Senza questo, i problemi marciscono, come nel caso della Tav, o si avvitano nelle opposte interpretazioni propagandistiche, in un’eterna campagna che non trova mai un punto fermo nella guida del Paese, nevrotizzato dalla febbre elettorale perenne.
È una buona notizia per la democrazia che si senta la mancanza di quello spazio insieme politico e istituzionale che deve tradurre gli impulsi e le culture dei partiti in indirizzo e amministrazione, e i legittimi interessi particolari nell’interesse generale: cioè in governo.
Ed è una pessima notizia, naturalmente, che l’Italia sia il laboratorio vivente della sperimentazione opposta, come se si potesse vivere senza governo, in preda a una continua pulsione da comizio, con le forze di maggioranza che si contrastano negli annunci più che nelle decisioni. E intanto soverchiano il governo come un’entità tecnica minore, quasi una meccanica, un impaccio costituzionale, nel Paese in cui all’improvviso tutto è politica, dunque niente è politica.

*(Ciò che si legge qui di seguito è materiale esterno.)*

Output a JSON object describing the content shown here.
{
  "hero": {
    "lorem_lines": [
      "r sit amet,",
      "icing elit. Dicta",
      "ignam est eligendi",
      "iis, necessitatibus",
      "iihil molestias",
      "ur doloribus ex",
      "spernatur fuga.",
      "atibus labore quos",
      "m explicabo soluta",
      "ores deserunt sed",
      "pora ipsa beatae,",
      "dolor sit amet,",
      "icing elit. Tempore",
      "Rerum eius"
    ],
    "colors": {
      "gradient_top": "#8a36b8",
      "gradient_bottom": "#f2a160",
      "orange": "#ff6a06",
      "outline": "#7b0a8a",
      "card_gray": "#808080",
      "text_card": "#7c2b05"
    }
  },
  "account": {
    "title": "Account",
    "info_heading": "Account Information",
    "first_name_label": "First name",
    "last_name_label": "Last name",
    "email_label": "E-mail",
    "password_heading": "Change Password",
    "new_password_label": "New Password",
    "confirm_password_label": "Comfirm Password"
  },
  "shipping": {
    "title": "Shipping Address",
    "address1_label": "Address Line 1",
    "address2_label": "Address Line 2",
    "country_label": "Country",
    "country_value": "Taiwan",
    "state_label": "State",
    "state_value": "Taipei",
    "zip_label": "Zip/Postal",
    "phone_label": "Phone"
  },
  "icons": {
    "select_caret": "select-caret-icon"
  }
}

Nel vuoto del palazzo del potere, come scriveva Eugenio Scalfari nel primo numero di Repubblica, l’unica impronta riconoscibile è quella dello scarpone di Salvini, che chiude i porti alla nave umanitaria perché ha salvato 50 disperati, tra cui dodici minori, ordina di fermare le macchine, chiede l’arresto delle Ong: nel silenzio dei grillini, a conferma dell’istinto di destra che lega gli alleati-concorrenti.
È il solo tema su cui non c’è contrasto, e su cui prende forma l’immagine dell’esecutivo. Un governo forte coi deboli, con una postura disumana e feroce verso i migranti che non accresce per nulla la sicurezza degli italiani, ma insegue qualche voto in più. Al prezzo di un Paese spaventato e incattivito.